Question

Solve the following initial-value problems starting from \(y(t=0)=1\) and \(y(t=0)=-1 .\) Draw both solutions on the same graph\(\frac{d y}{d t}=2 t\)

Short answer

The solutions are \(y(t)=t^2+1\) and \(y(t)=t^2-1\).

Step-by-step solution

Integrate the Differential Equation

The given differential equation is \( \frac{dy}{dt} = 2t \). To find \( y(t) \), we need to integrate the right-hand side with respect to \( t \). This gives: \[ y(t) = \int 2t \, dt = t^2 + C \] where \( C \) is the constant of integration.

Solve for the Initial Condition \(y(0) = 1\)

Using the initial condition \( y(0) = 1 \), substitute \( t = 0 \) into the equation \( y(t) = t^2 + C \): \[ 1 = 0^2 + C \] Thus, \( C = 1 \). The particular solution is: \[ y(t) = t^2 + 1 \]

Solve for the Initial Condition \(y(0) = -1\)

Using the initial condition \( y(0) = -1 \), substitute \( t = 0 \) into the equation \( y(t) = t^2 + C \): \[ -1 = 0^2 + C \] Thus, \( C = -1 \). The particular solution is: \[ y(t) = t^2 - 1 \]

Graph Both Solutions

Now, with the solutions \( y(t) = t^2 + 1 \) and \( y(t) = t^2 - 1 \), we can graph these functions. The first graph represents a parabola shifted up by 1 unit, and the second represents a parabola shifted down by 1 unit. Plot both equations on the same set of axes to compare their shapes and positions.

Key concepts

Differential Equations

A differential equation is an equation involving an unknown function and its derivatives. In our case, the equation is \( \frac{dy}{dt} = 2t \), which describes the rate of change of \( y \) with respect to \( t \). Differential equations are used to model real-world phenomena where quantities change over time or space, like population growth or motion of objects. Solving a differential equation means finding a function that satisfies the equation. Typically, initial conditions are provided to find a specific solution that fulfills certain criteria at a given point, which we call an initial-value problem.

Integration

Integration is a mathematical process used to find the antiderivative or the original function from its derivative. In solving the differential equation \( \frac{dy}{dt} = 2t \), integration helps us find \( y(t) \). By integrating the function \( 2t \), we obtain \( y(t) = t^2 + C \), where \( C \) is the constant of integration. Integration is crucial in differential equations because it allows us to reconstruct the original function, given its rate of change.

Graphing Solutions

Graphing solutions to differential equations can visually illustrate how the function behaves over time or space. In the exercise, the solutions \( y(t) = t^2 + 1 \) and \( y(t) = t^2 - 1 \) are both parabolas. The first one is a standard upward-opening parabola shifted one unit up, and the second is shifted one unit down.
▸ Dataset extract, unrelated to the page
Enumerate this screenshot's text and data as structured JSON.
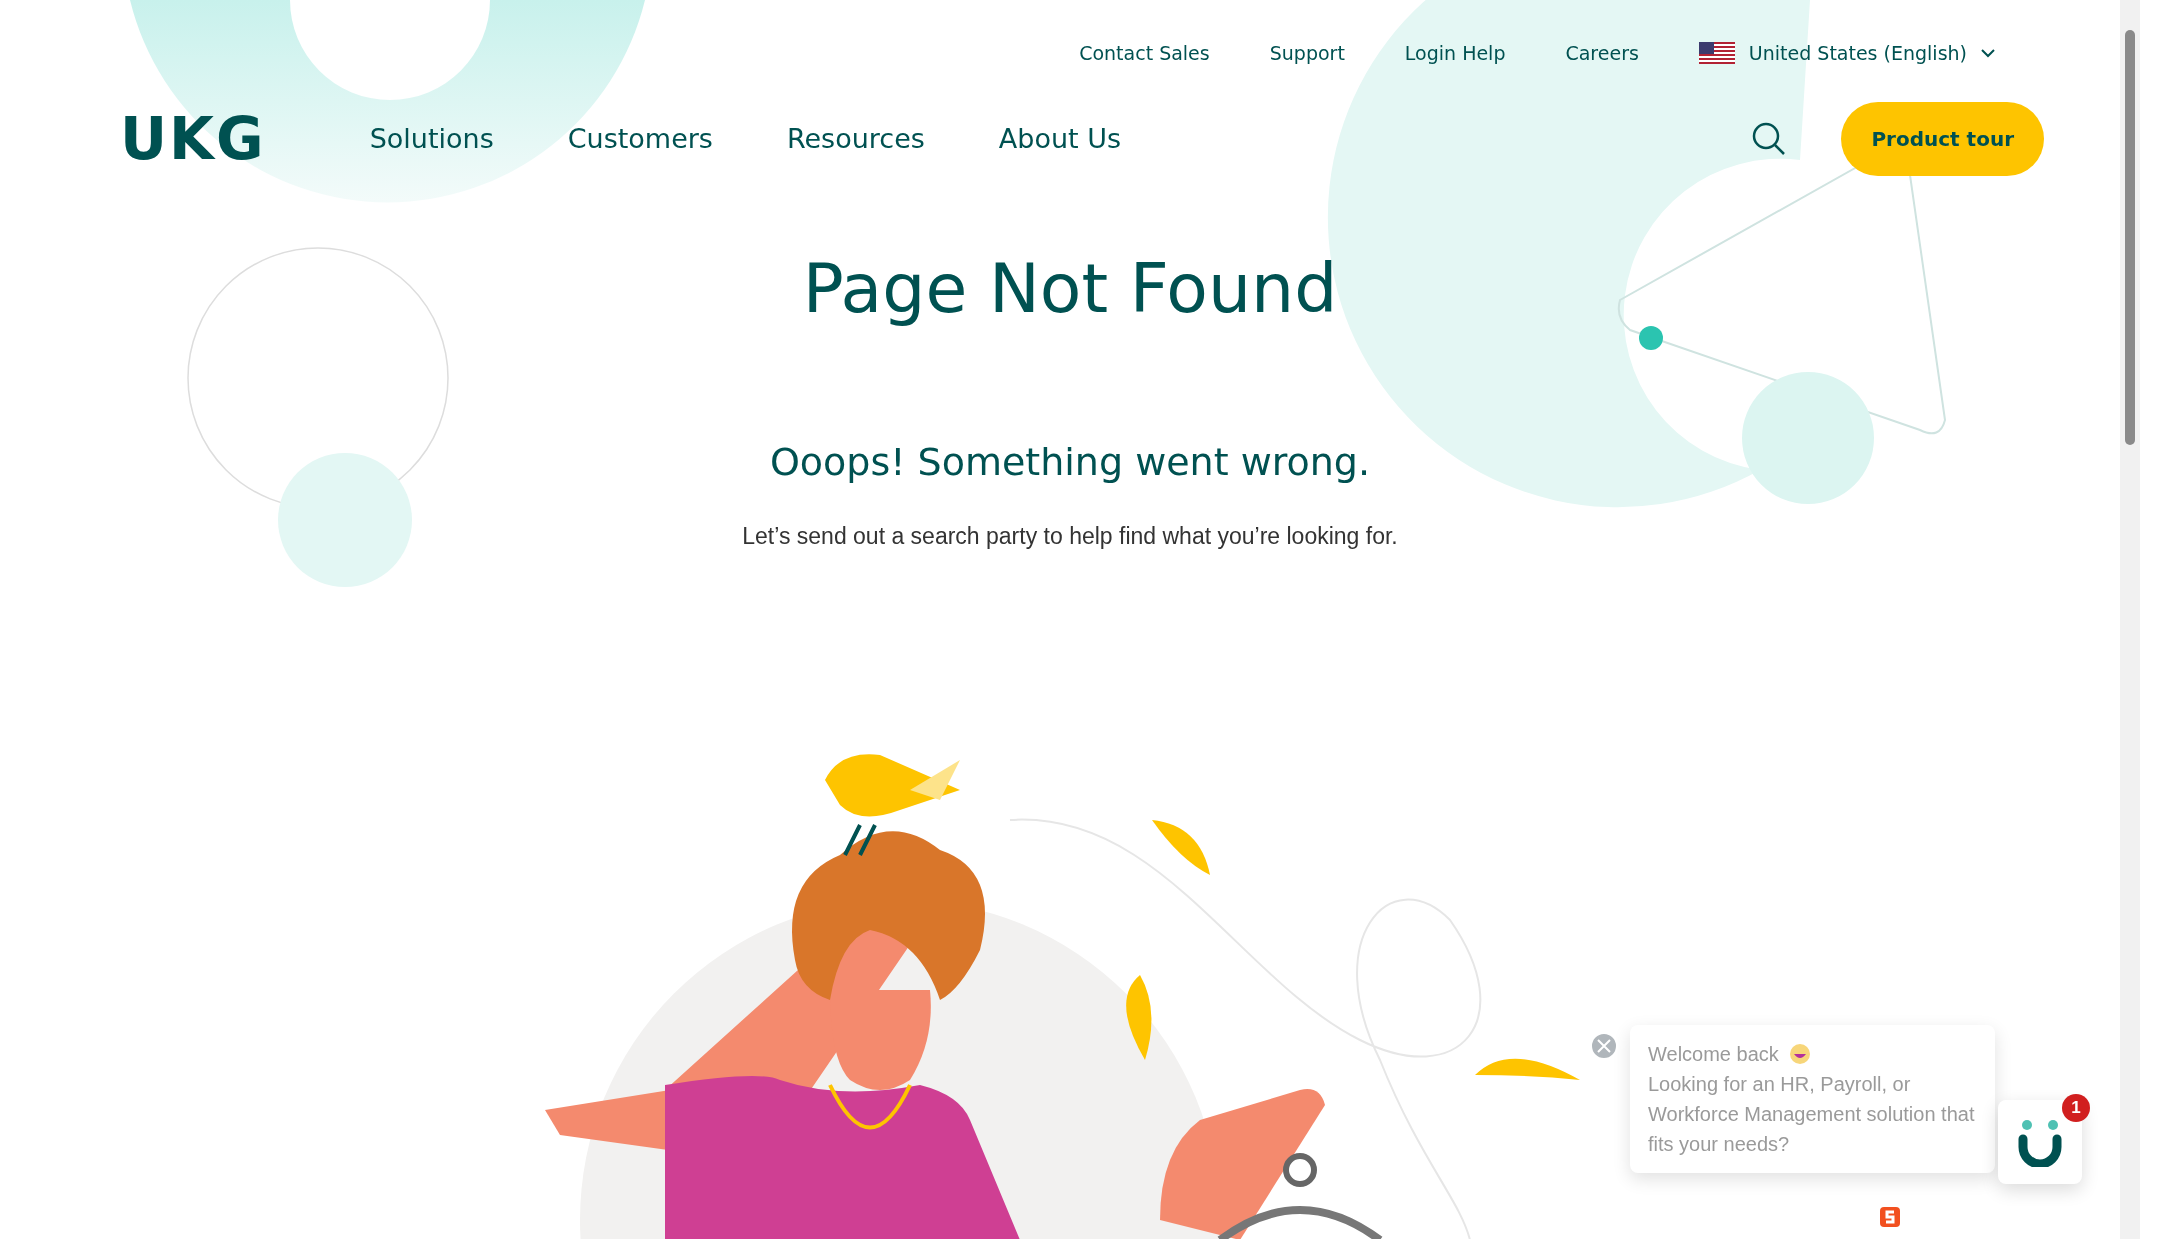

• By plotting both functions on the same graph, we observe how different initial conditions affect the position of the parabola, while the overall shape remains unchanged.
• This method aids in comparing solutions and understanding the influence of initial conditions in real-world contexts.

Constants of Integration

When integrating the derivative of a function, a constant of integration \( C \) is included reflecting the infinite number of possible antiderivatives. This constant is determined using initial conditions given in the problem.

• In this exercise, applying the initial condition \( y(0) = 1 \) gives \( C = 1 \), leading to the solution \( y(t) = t^2 + 1 \).
• For the initial condition \( y(0) = -1 \), we find \( C = -1 \), resulting in \( y(t) = t^2 - 1 \).

Understanding how \( C \) operates is fundamental as it transforms a general solution into a specific solution that exactly matches the intended scenario.